Thu 24 Apr 7 p.m. PDT — 9:30 p.m. PDT

Abstract:

Dynamic workflow scheduling (DWS) in cloud computing presents substantial challenges due to heterogeneous machine configurations, unpredictable workflow arrivals/patterns, and constantly evolving environments. However, existing research often assumes homogeneous setups and static conditions, limiting flexibility and adaptability in real-world scenarios.

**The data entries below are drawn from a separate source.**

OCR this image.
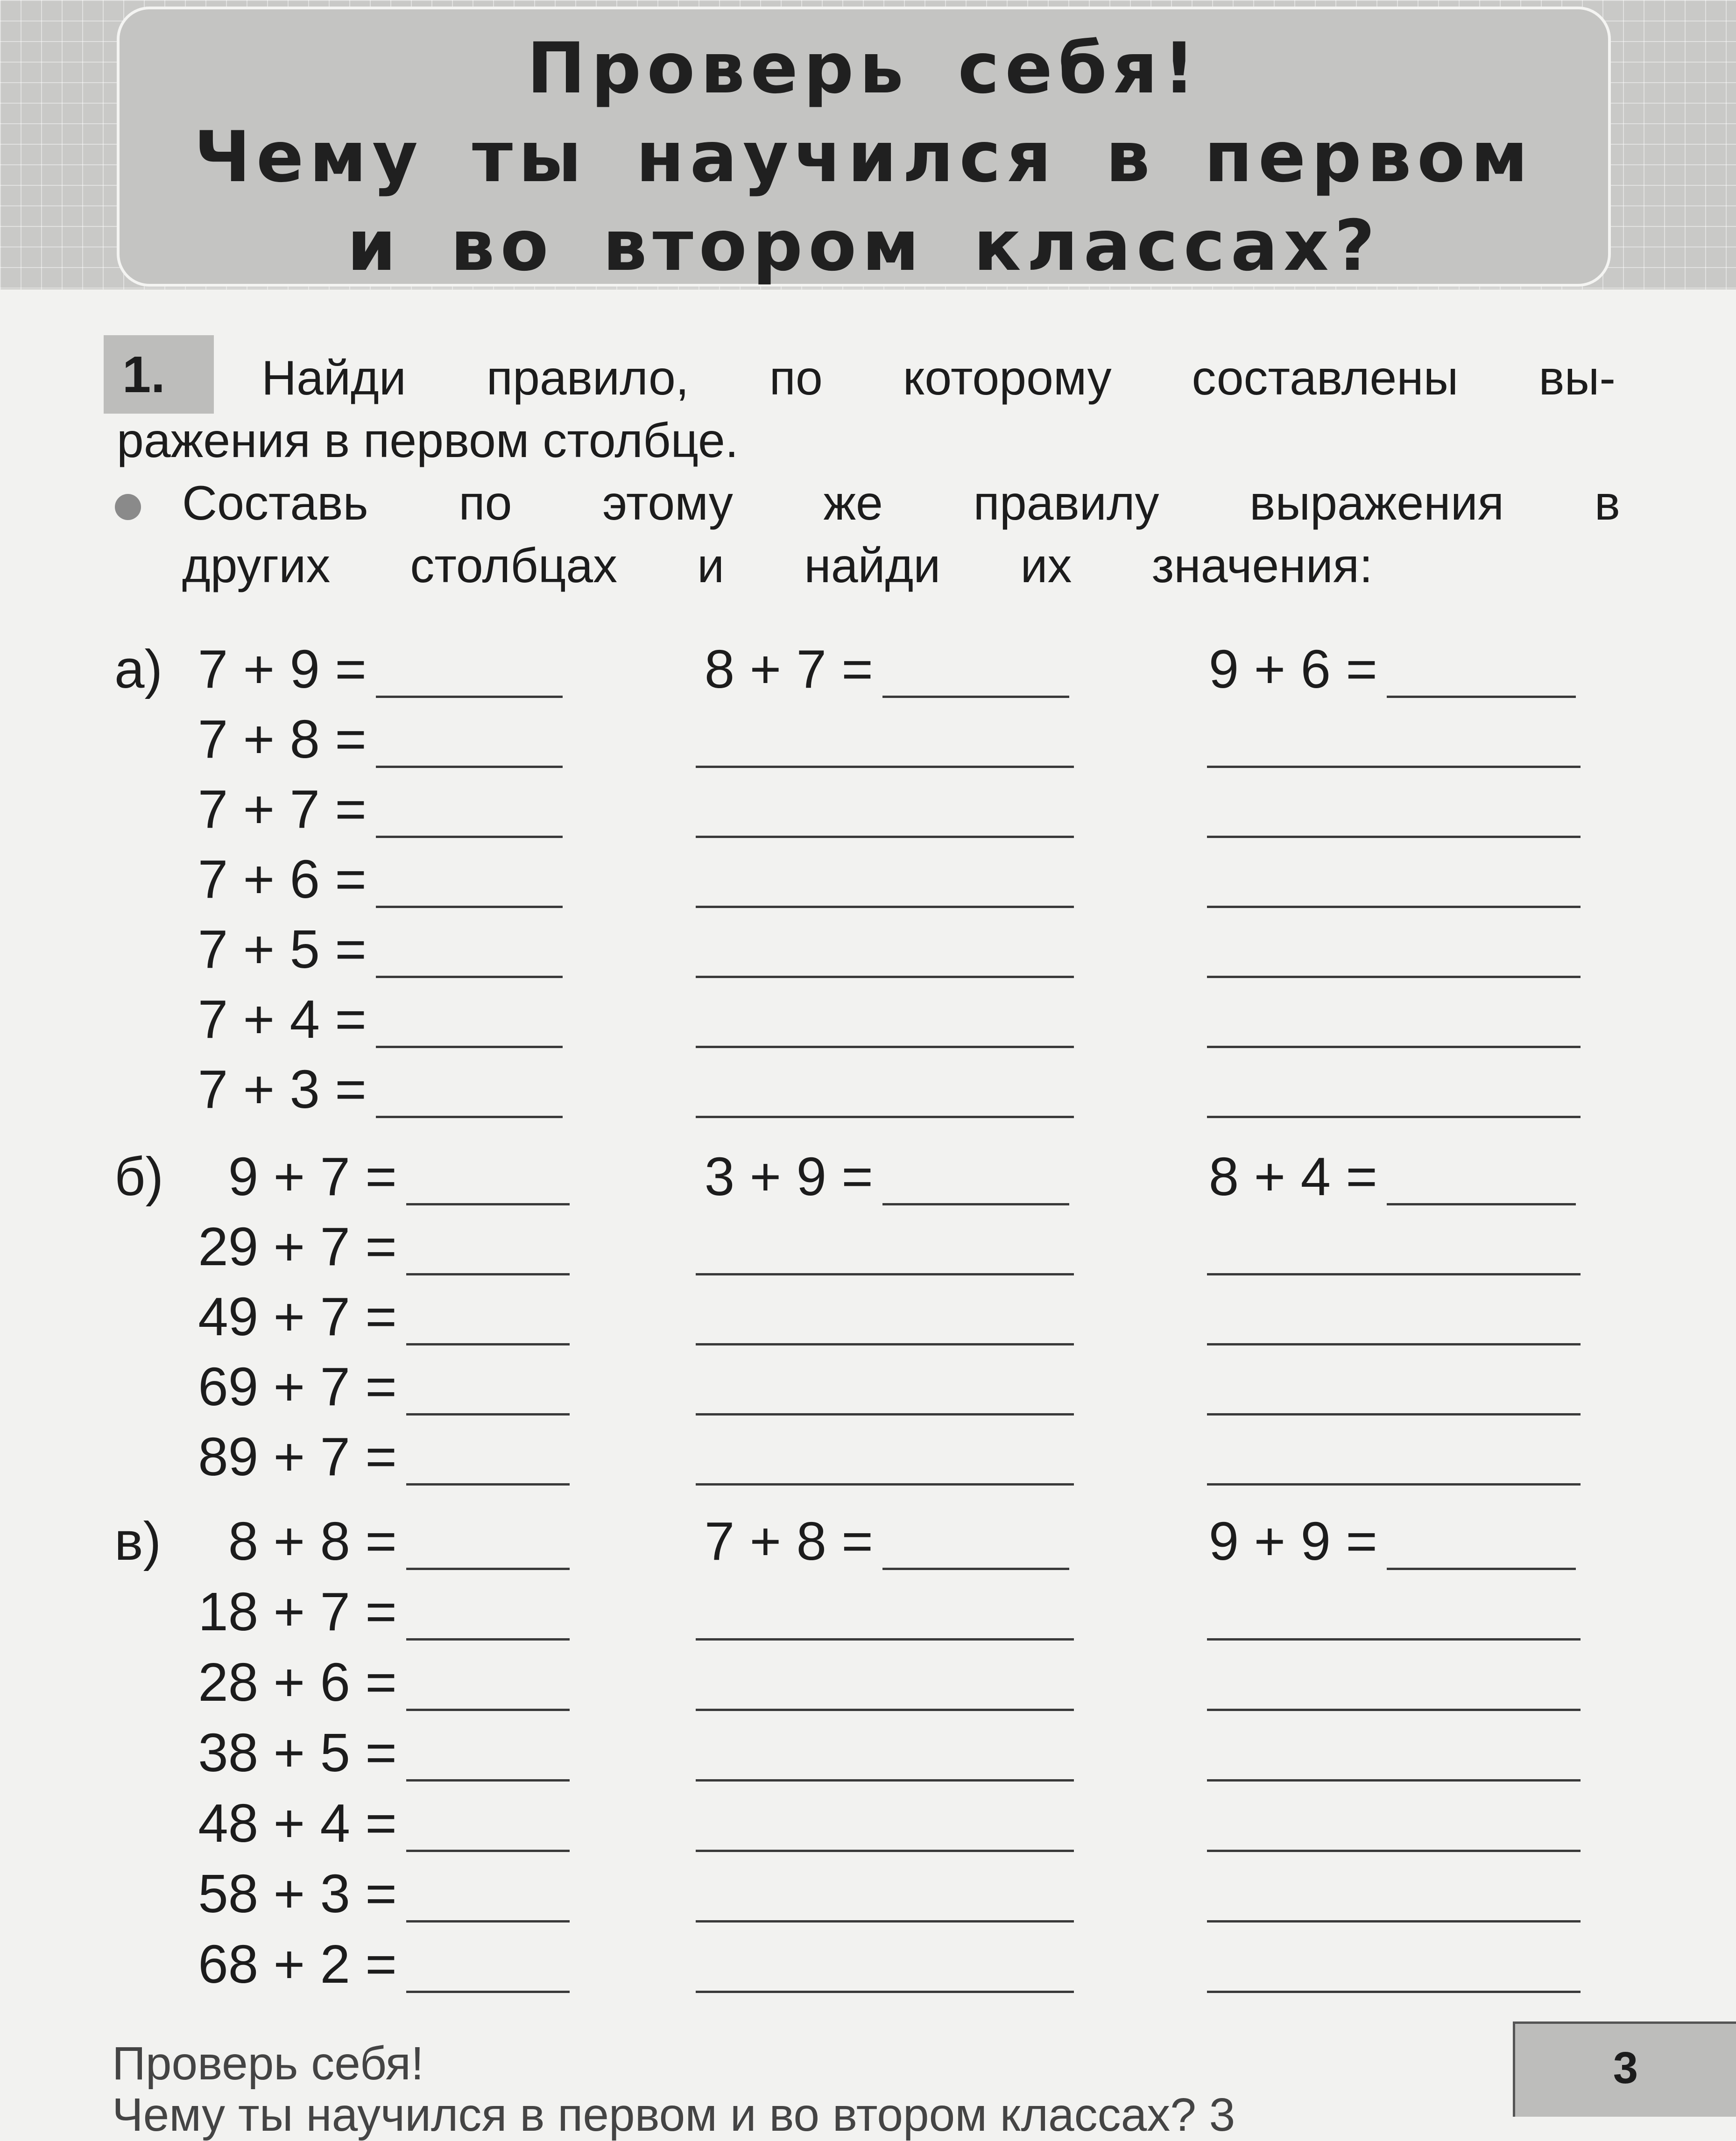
Проверь себя!
Чему ты научился в первом
и во втором классах?
1.	Найди правило, по которому составлены вы-
ражения в первом столбце.
Составь по этому же правилу выражения в
других столбцах и найди их значения:
а) 7 + 9 =	8 + 7 =	9 + 6 =
7 + 8 =
7 + 7 =
7 + 6 =
7 + 5 =
7 + 4 =
7 + 3 =
б)	9 + 7 =	3 + 9 =	8 + 4 =
29 + 7 =
49 + 7 =
69 + 7 =
89 + 7 =
в)	8 + 8 =	7 + 8 =	9 + 9 =
18 + 7 =
28 + 6 =
38 + 5 =
48 + 4 =
58 + 3 =
68 + 2 =
Проверь себя!
Чему ты научился в первом и во втором классах? 3
3
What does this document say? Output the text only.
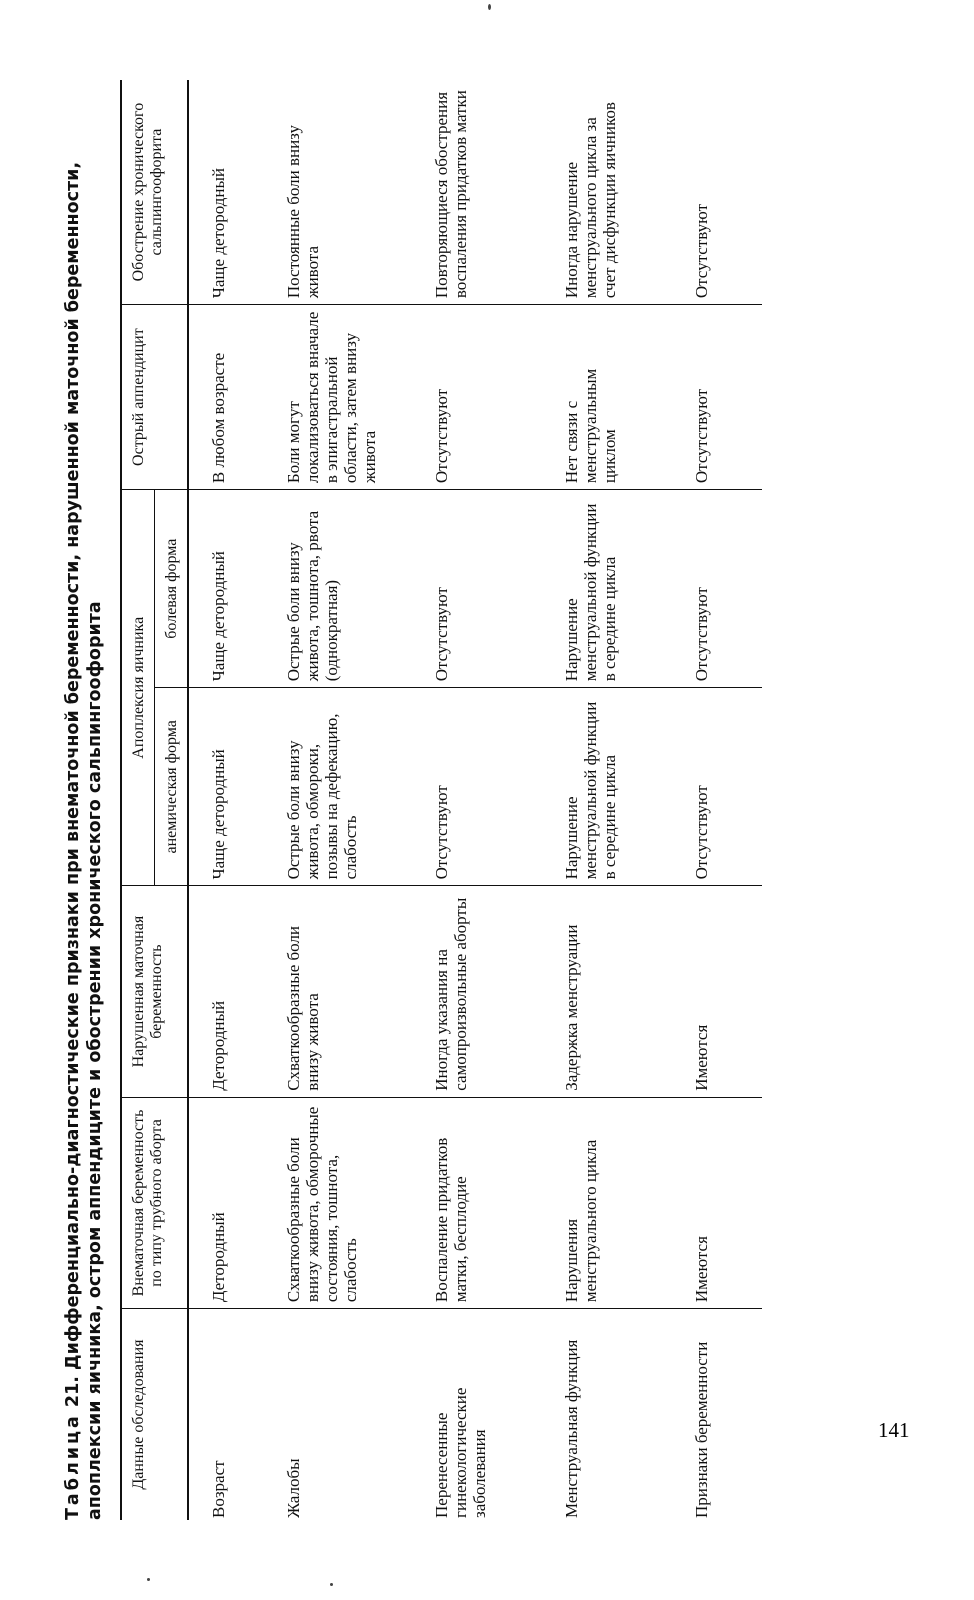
Таблица 21. Дифференциально-диагностические признаки при внематочной беременности, нарушенной маточной беременности, апоплексии яичника, остром аппендиците и обострении хронического сальпингоофорита Данные обследования	Внематочная беременность по типу трубного аборта	Нарушенная маточная беременность	Апоплексия яичника		Острый аппендицит	Обострение хронического сальпингоофорита
			анемическая форма	болевая форма		
Возраст	Детородный	Детородный	Чаще детородный	Чаще детородный	В любом возрасте	Чаще детородный
Жалобы	Схваткообразные боли внизу живота, обморочные состояния, тошнота, слабость	Схваткообразные боли внизу живота	Острые боли внизу живота, обмороки, позывы на дефекацию, слабость	Острые боли внизу живота, тошнота, рвота (однократная)	Боли могут локализоваться вначале в эпигастральной области, затем внизу живота	Постоянные боли внизу живота
Перенесенные гинекологические заболевания	Воспаление придатков матки, бесплодие	Иногда указания на самопроизвольные аборты	Отсутствуют	Отсутствуют	Отсутствуют	Повторяющиеся обострения воспаления придатков матки
Менструальная функция	Нарушения менструального цикла	Задержка менструации	Нарушение менструальной функции в середине цикла	Нарушение менструальной функции в середине цикла	Нет связи с менструальным циклом	Иногда нарушение менструального цикла за счет дисфункции яичников
Признаки беременности	Имеются	Имеются	Отсутствуют	Отсутствуют	Отсутствуют	Отсутствуют
141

In this paper, we propose a novel Graph assisted Offline-Online Deep Reinforcement Learning (GOODRL) approach to building an effective and efficient scheduling agent for DWS. Our approach features three key innovations: (1) a task-specific graph representation and a Graph Attention Actor Network that enable the agent to dynamically assign focused tasks to heterogeneous machines while explicitly considering the future impact of each machine on these tasks; (2) a system-oriented graph representation and a Graph Attention Critic Network that facilitate efficient processing of new information and understanding its impact on the current state, crucial for managing unpredictable workflow arrivals/patterns in real-time; and (3) an offline-online method that utilizes imitation learning for effective offline training and applies gradient control and decoupled high-frequency critic training techniques during online learning to sustain the agent’s robust performance in rapidly changing environments. Experimental results demonstrate that GOODRL significantly outperforms several state-of-the-art algorithms, achieving substantially lower mean flowtime and high adaptability in various online and offline scenarios.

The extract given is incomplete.